Cybersecurity and Firewalls

Why Your Firm’s Firewall Won’t Protect You Against Cyber Attacks

            By Troy Newman

 In April, the U.S. Securities and Exchange Commission’s published a memo on cybersecurity risks and governance that should serve as a critical resource – and warning – for financial services and money management firms.

The reason? If you look closely at the SEC memo, you may find that your firm is unknowingly failing to meet SEC guidelines and regulations on cybersecurity.

Believe it or not, more financial firms fall under that classification than you might think and that’s often due to the misconception that the firewall set up by an Internet service provider (Comcast, AT&T, etc.) is providing sufficient cyber protection.

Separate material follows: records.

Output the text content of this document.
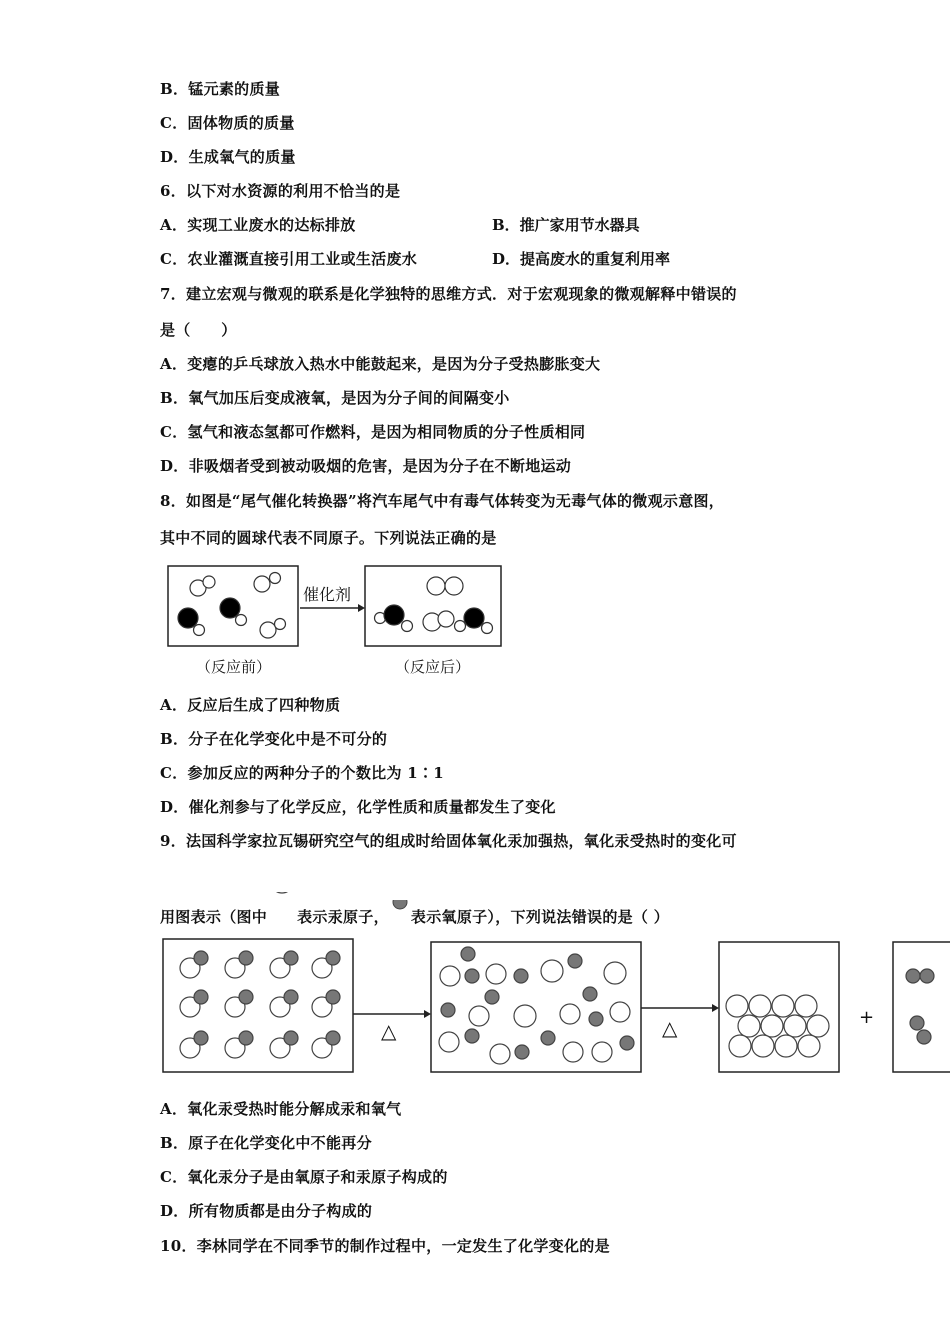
B．锰元素的质量
C．固体物质的质量
D．生成氧气的质量
6．以下对水资源的利用不恰当的是
A．实现工业废水的达标排放	B．推广家用节水器具
C．农业灌溉直接引用工业或生活废水	D．提高废水的重复利用率
7．建立宏观与微观的联系是化学独特的思维方式．对于宏观现象的微观解释中错误的
是（　　）
A．变瘪的乒乓球放入热水中能鼓起来，是因为分子受热膨胀变大
B．氧气加压后变成液氧，是因为分子间的间隔变小
C．氢气和液态氢都可作燃料，是因为相同物质的分子性质相同
D．非吸烟者受到被动吸烟的危害，是因为分子在不断地运动
8．如图是“尾气催化转换器”将汽车尾气中有毒气体转变为无毒气体的微观示意图，
其中不同的圆球代表不同原子。下列说法正确的是
催化剂
（反应前）	（反应后）
A．反应后生成了四种物质
B．分子在化学变化中是不可分的
C．参加反应的两种分子的个数比为 1∶1
D．催化剂参与了化学反应，化学性质和质量都发生了变化
9．法国科学家拉瓦锡研究空气的组成时给固体氧化汞加强热，氧化汞受热时的变化可
用图表示（图中 表示汞原子， 表示氧原子），下列说法错误的是（ ）
△	△	+
A．氧化汞受热时能分解成汞和氧气
B．原子在化学变化中不能再分
C．氧化汞分子是由氧原子和汞原子构成的
D．所有物质都是由分子构成的
10．李林同学在不同季节的制作过程中，一定发生了化学变化的是
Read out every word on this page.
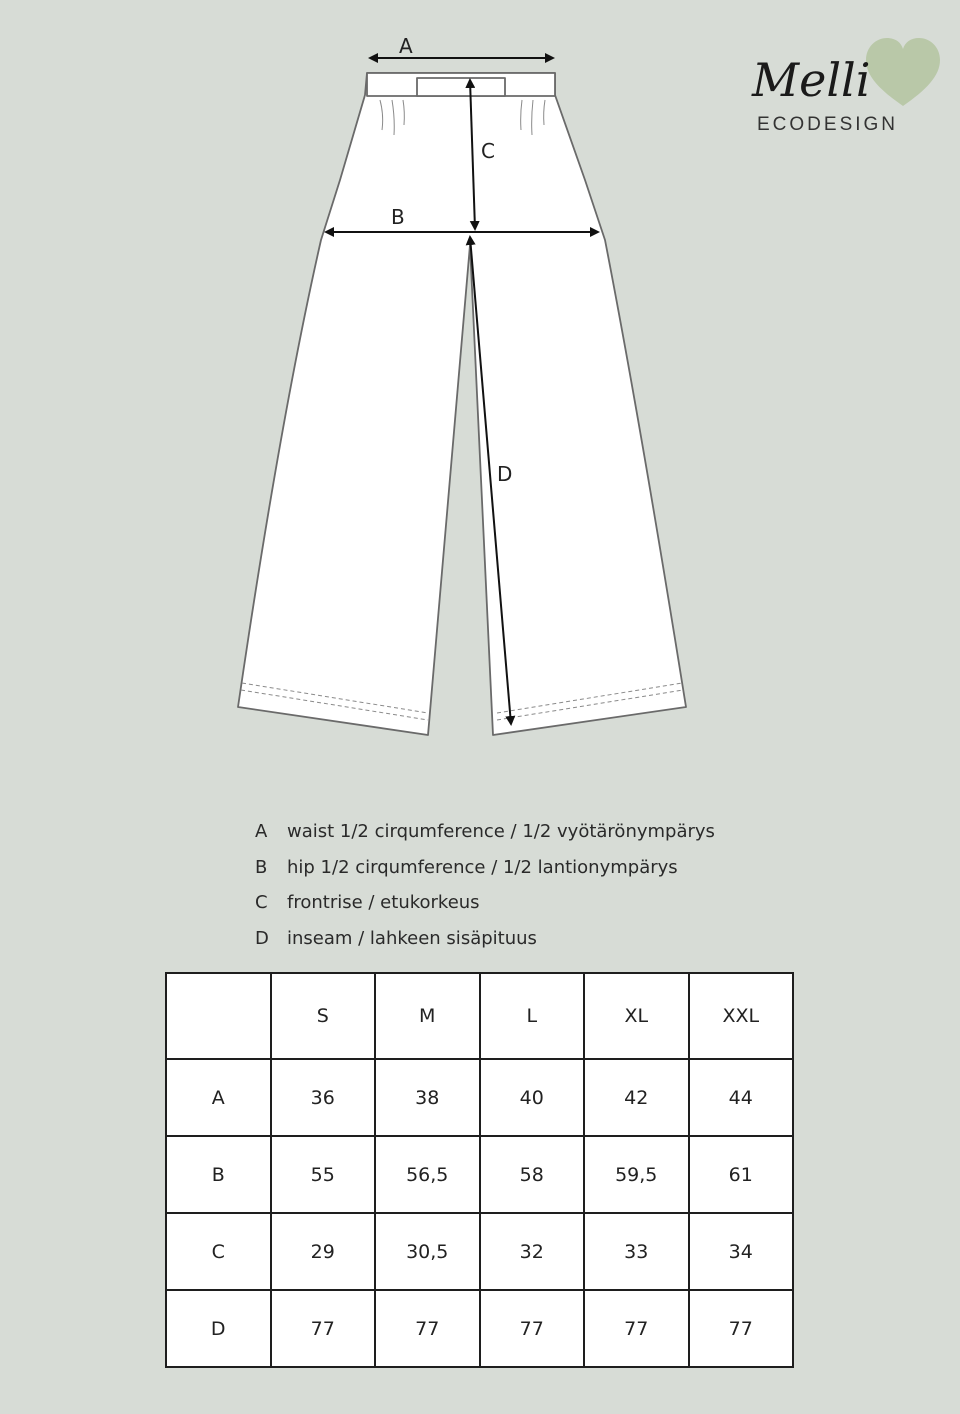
A
B
C
D
Melli
ECODESIGN
A	waist 1/2 cirqumference / 1/2 vyötärönympärys
B	hip 1/2 cirqumference / 1/2 lantionympärys
C	frontrise / etukorkeus
D	inseam / lahkeen sisäpituus
	S	M	L	XL	XXL
A	36	38	40	42	44
B	55	56,5	58	59,5	61
C	29	30,5	32	33	34
D	77	77	77	77	77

Unfortunately, that’s typically not the case. While it is true that your ISP’s modem might feature a built-in firewall, the truth is that a basic, unmanaged ISP-supplied firewall will not stand up to SEC scrutiny and is unlikely to provide any true cybersecurity.

The seven-page document from the SEC outlines the steps financial firms must take to protect their network and their clients’ information, under guidance of the SEC. If your firm’s firewall isn’t complying with those standards, it could be exposing your clients to unnecessary risk.

 The Difference Between a Firewall and a Managed Firewall

A crafty hacker will have no trouble working around the very basic security provided by ISP-provided firewalls.

That’s because those firewalls are generally not equipped to do any sort of true traffic inspection or data analysis. Instead, they’re simply designed to perform web address translations and rudimentary protection. Just as problematic, the security provided by those basic firewalls might not stand up to a security audit.

A proper managed firewall, on the other hand, inspects every packet of data, tracks traffic patterns, detects malware, weeds out viruses, and instantaneously notifies you of an attempted network attack. Just as important, this type of firewall also gives you the ability to easily monitor traffic in and out of your network — a key qualifier of the SEC’s cybersecurity guidelines.

Why is that important? It’s simple, really. By ensuring your network is protected by a robust, managed firewall, you can rest assured that your business is SEC compliant and your customers’ information is protected.

How to Tell if Your Firm is Really Protected

Ultimately, there are two questions you need to ask to assess your network’s level of security:


  1. Do we have dedicated hardware to protect our network?
  2. Is someone constantly monitoring our network to evaluate traffic?

The right firewall should provide real network protection, rather than act as a very basic filtering device. To be truly effective, your firewall must have a management interface that displays traffic flow and provides the option to filter and deny certain types of traffic.

 Ultimately, you can’t manage what you can’t see. So, while you may think you’re protected by a strong firewall, the reality is that if you can’t see what’s happening — what’s coming in and going out — then you can’t really be sure that you’re protected. And if that’s the case, your firm may not comply with SEC regulations and you could be putting your customers, clients, and business in jeopardy.